In the short term, spin-offs from the advancing technology of accelerators and detectors are often more likely to yield grist for industry’s mill than are the discoveries themselves, the conferees agreed.
Sometimes, in fact, the stars are aligned so that tools developed for high-energy physics quickly find applications in the industrial world. Two textbook cases concern superconducting magnets and the World Wide Web.
In the early 1980s, Fermilab’s Tevatron required miles of superconducting wire and cable to build the electromagnets that guide its proton beams in circles of ever-increasing energy. Fermilab’s demand for large quantities of superconducting wire, a previously nonexistent product, created a new industrial capability. Then, at just the right moment, as Tevatron construction wound down, a new market for superconducting magnets emerged in the form of the developing medical diagnostic tool known as magnetic resonance imaging. Today, hospitals and clinics all over the world use MRI, with superconducting wire developed for a particle accelerator at its heart. From physics to industry to market: it should always be so easy!
And it WAS that easy, in the exhaustively retailed story of the World Wide Web, developed by Tim Berners-Lee at CERN, the European Particle Physics Laboratory. Berners-Lee invented the Web to allow far-flung physics collaborators at the world’s handful of high-energy physics laboratories to share their data across the globe. Then destiny intervened, with spectacular results. The trajectory of the Web from physicists’ lonely terminals to the dot.com economy was even shorter and more spectacular than the case of MRI. From physics, to industry, to market: whoosh!
Synchrotron radiation from electron accelerators brings growing numbers of industrial users to light sources around the world. Superconducting technology at both high and low temperatures is slowly but surely seeing increased application. Protons and neutrons find uses in cancer therapy. But such cases are relatively rare, rather the exception than the rule.
Moreover, said Fermilab’s Peter Limon, who represented the U.S. at the symposium, the sporadic and unpredictable nature of large world physics projects such as accelerators makes many firms reluctant to invest substantially in the infrastructure and R&D required to supply technologically advanced components. The late lamented Superconducting Super Collider stands as a stark object lesson to firms contemplating entry into the accelerator supply business.
Ultimately, conferees agreed, the fundamental connection between physics and industry is through people, and principally through the training of new generations of physicists.
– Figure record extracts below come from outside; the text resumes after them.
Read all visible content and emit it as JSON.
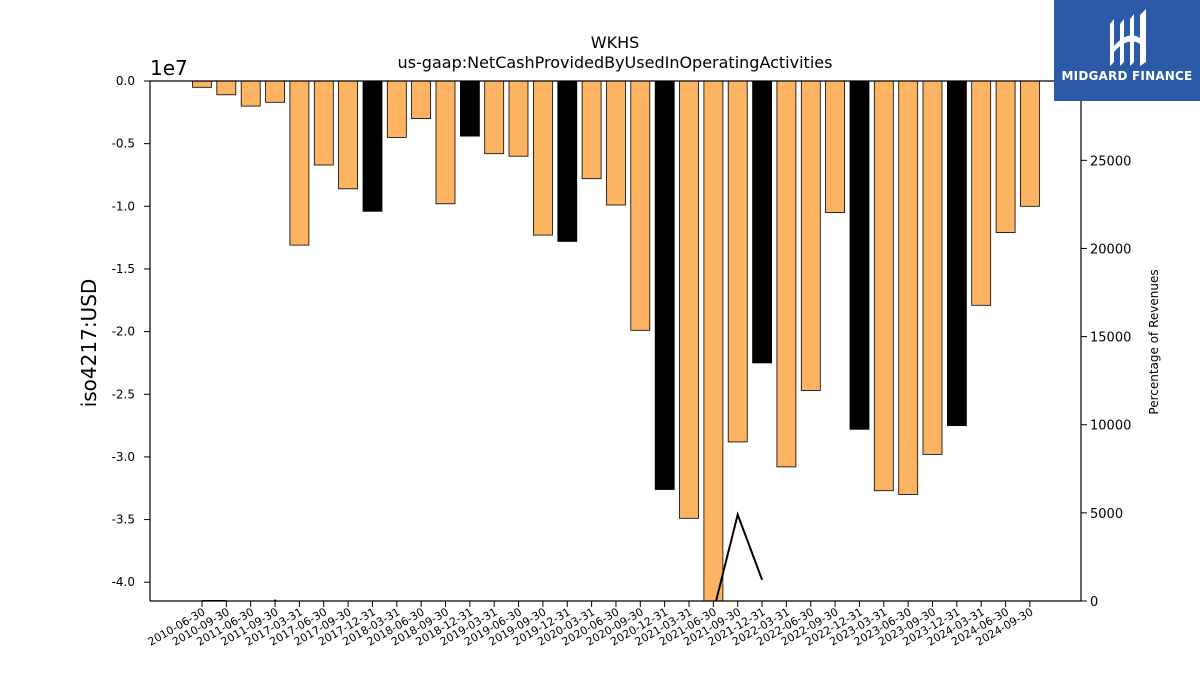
{
  "chart_data": {
    "type": "bar",
    "title": "WKHS",
    "subtitle": "us-gaap:NetCashProvidedByUsedInOperatingActivities",
    "ylabel": "iso4217:USD",
    "y_offset_label": "1e7",
    "y2label": "Percentage of Revenues",
    "ylim": [
      -41500000,
      0
    ],
    "y2lim": [
      0,
      29500
    ],
    "y_ticks": [
      "0.0",
      "-0.5",
      "-1.0",
      "-1.5",
      "-2.0",
      "-2.5",
      "-3.0",
      "-3.5",
      "-4.0"
    ],
    "y2_ticks": [
      "0",
      "5000",
      "10000",
      "15000",
      "20000",
      "25000"
    ],
    "categories": [
      "2010-06-30",
      "2010-09-30",
      "2011-06-30",
      "2011-09-30",
      "2017-03-31",
      "2017-06-30",
      "2017-09-30",
      "2017-12-31",
      "2018-03-31",
      "2018-06-30",
      "2018-09-30",
      "2018-12-31",
      "2019-03-31",
      "2019-06-30",
      "2019-09-30",
      "2019-12-31",
      "2020-03-31",
      "2020-06-30",
      "2020-09-30",
      "2020-12-31",
      "2021-03-31",
      "2021-06-30",
      "2021-09-30",
      "2021-12-31",
      "2022-03-31",
      "2022-06-30",
      "2022-09-30",
      "2022-12-31",
      "2023-03-31",
      "2023-06-30",
      "2023-09-30",
      "2023-12-31",
      "2024-03-31",
      "2024-06-30",
      "2024-09-30"
    ],
    "series": [
      {
        "values": [
          -500000,
          -1100000,
          -2000000,
          -1700000,
          -13100000,
          -6700000,
          -8600000,
          -10400000,
          -4500000,
          -3000000,
          -9800000,
          -4400000,
          -5800000,
          -6000000,
          -12300000,
          -12800000,
          -7800000,
          -9900000,
          -19900000,
          -32600000,
          -34900000,
          -41500000,
          -28800000,
          -22500000,
          -30800000,
          -24700000,
          -10500000,
          -27800000,
          -32700000,
          -33000000,
          -29800000,
          -27500000,
          -17900000,
          -12100000,
          -10000000
        ]
      },
      {
        "type": "line",
        "axis": "right",
        "values": [
          0,
          0,
          null,
          20,
          null,
          null,
          null,
          null,
          null,
          null,
          null,
          null,
          null,
          null,
          null,
          null,
          null,
          null,
          null,
          null,
          null,
          -600,
          4900,
          1200,
          null,
          null,
          null,
          null,
          null,
          null,
          null,
          null,
          null,
          null,
          null
        ]
      }
    ],
    "bar_colors": {
      "default": "#fdb462",
      "highlight": "#000000"
    },
    "highlight_indices": [
      7,
      11,
      15,
      19,
      23,
      27,
      31
    ],
    "grid": false,
    "legend": "none"
  },
  "brand": {
    "name": "MIDGARD FINANCE",
    "background": "#2a5aa8"
  }
}
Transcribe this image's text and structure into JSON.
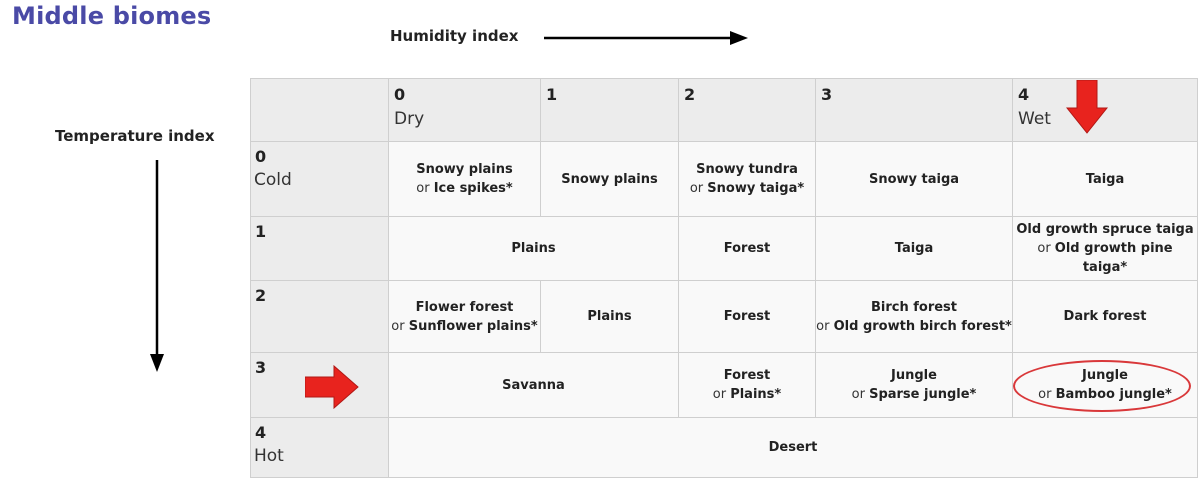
{
  "title": "Middle biomes",
  "humidity_label": "Humidity index",
  "temperature_label": "Temperature index",
  "columns": [
    {
      "num": "0",
      "label": "Dry"
    },
    {
      "num": "1",
      "label": ""
    },
    {
      "num": "2",
      "label": ""
    },
    {
      "num": "3",
      "label": ""
    },
    {
      "num": "4",
      "label": "Wet"
    }
  ],
  "rows": [
    {
      "num": "0",
      "label": "Cold"
    },
    {
      "num": "1",
      "label": ""
    },
    {
      "num": "2",
      "label": ""
    },
    {
      "num": "3",
      "label": ""
    },
    {
      "num": "4",
      "label": "Hot"
    }
  ],
  "biomes": {
    "r0c0": {
      "main": "Snowy plains",
      "or_prefix": "or ",
      "alt": "Ice spikes*"
    },
    "r0c1": {
      "main": "Snowy plains"
    },
    "r0c2": {
      "main": "Snowy tundra",
      "or_prefix": "or ",
      "alt": "Snowy taiga*"
    },
    "r0c3": {
      "main": "Snowy taiga"
    },
    "r0c4": {
      "main": "Taiga"
    },
    "r1c01": {
      "main": "Plains"
    },
    "r1c2": {
      "main": "Forest"
    },
    "r1c3": {
      "main": "Taiga"
    },
    "r1c4": {
      "main": "Old growth spruce taiga",
      "or_prefix": "or ",
      "alt": "Old growth pine taiga*"
    },
    "r2c0": {
      "main": "Flower forest",
      "or_prefix": "or ",
      "alt": "Sunflower plains*"
    },
    "r2c1": {
      "main": "Plains"
    },
    "r2c2": {
      "main": "Forest"
    },
    "r2c3": {
      "main": "Birch forest",
      "or_prefix": "or ",
      "alt": "Old growth birch forest*"
    },
    "r2c4": {
      "main": "Dark forest"
    },
    "r3c01": {
      "main": "Savanna"
    },
    "r3c2": {
      "main": "Forest",
      "or_prefix": "or ",
      "alt": "Plains*"
    },
    "r3c3": {
      "main": "Jungle",
      "or_prefix": "or ",
      "alt": "Sparse jungle*"
    },
    "r3c4": {
      "main": "Jungle",
      "or_prefix": "or ",
      "alt": "Bamboo jungle*"
    },
    "r4all": {
      "main": "Desert"
    }
  },
  "colors": {
    "title": "#4a4aa6",
    "highlight_red": "#e8231e",
    "oval": "#d9383a",
    "header_bg": "#ececec",
    "cell_bg": "#f9f9f9"
  },
  "highlights": {
    "arrow_down_column": "4",
    "arrow_right_row": "3",
    "circled_cell": "r3c4"
  }
}
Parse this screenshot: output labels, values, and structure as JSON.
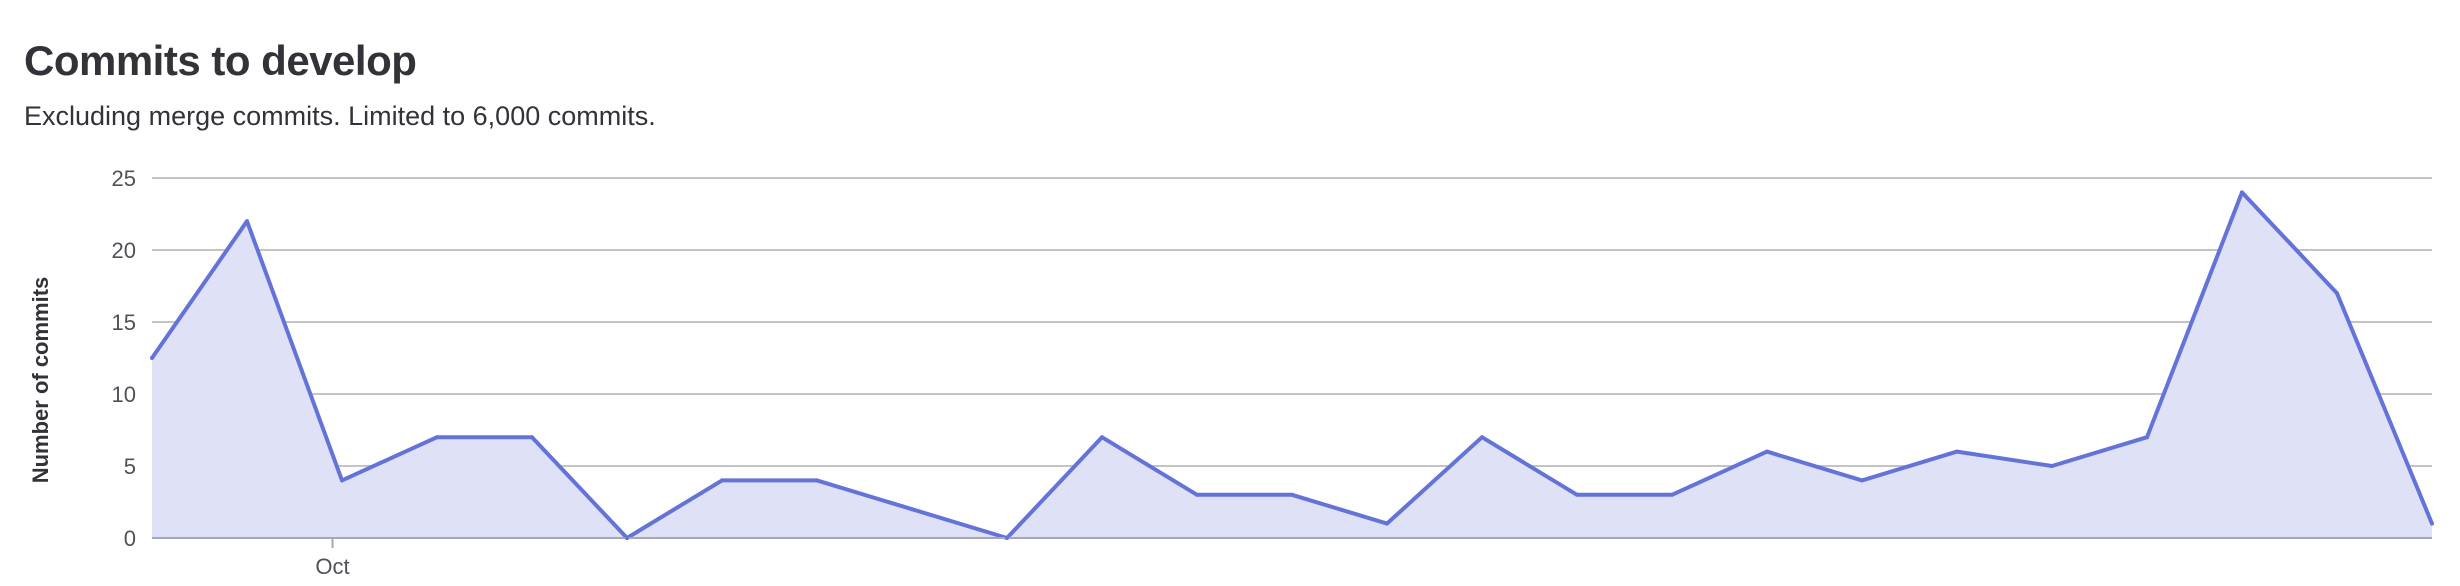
{
  "page": {
    "title": "Commits to develop",
    "subtitle": "Excluding merge commits. Limited to 6,000 commits."
  },
  "chart_data": {
    "type": "area",
    "title": "Commits to develop",
    "subtitle": "Excluding merge commits. Limited to 6,000 commits.",
    "xlabel": "",
    "ylabel": "Number of commits",
    "ylim": [
      0,
      25
    ],
    "y_ticks": [
      0,
      5,
      10,
      15,
      20,
      25
    ],
    "x_ticks": [
      {
        "label": "Oct",
        "index": 1.9
      }
    ],
    "grid": true,
    "colors": {
      "line": "#6473d8",
      "fill": "#dfe2f7",
      "grid": "#c4c4c7",
      "axis": "#a5a7b4"
    },
    "series": [
      {
        "values": [
          12.5,
          22,
          4,
          7,
          7,
          0,
          4,
          4,
          2,
          0,
          7,
          3,
          3,
          1,
          7,
          3,
          3,
          6,
          4,
          6,
          5,
          7,
          24,
          17,
          1
        ]
      }
    ]
  }
}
“Physics supports industry principally by educating and training young people,” said DESY’s Trines, echoing Iarocci’s opening comments. “Besides their physics training, young high-energy physicists learn to work in international teams, on challenging projects in which science and engineering are inextricably linked, and in a world in which projects change every few years. Such an education is very valuable to industry, making young physicists in great demand in the industrial job market.”
As Fermilab’s Bruce Chrisman once observed, the most reliable vehicle for technology transfer from high-energy physics is still the moving van.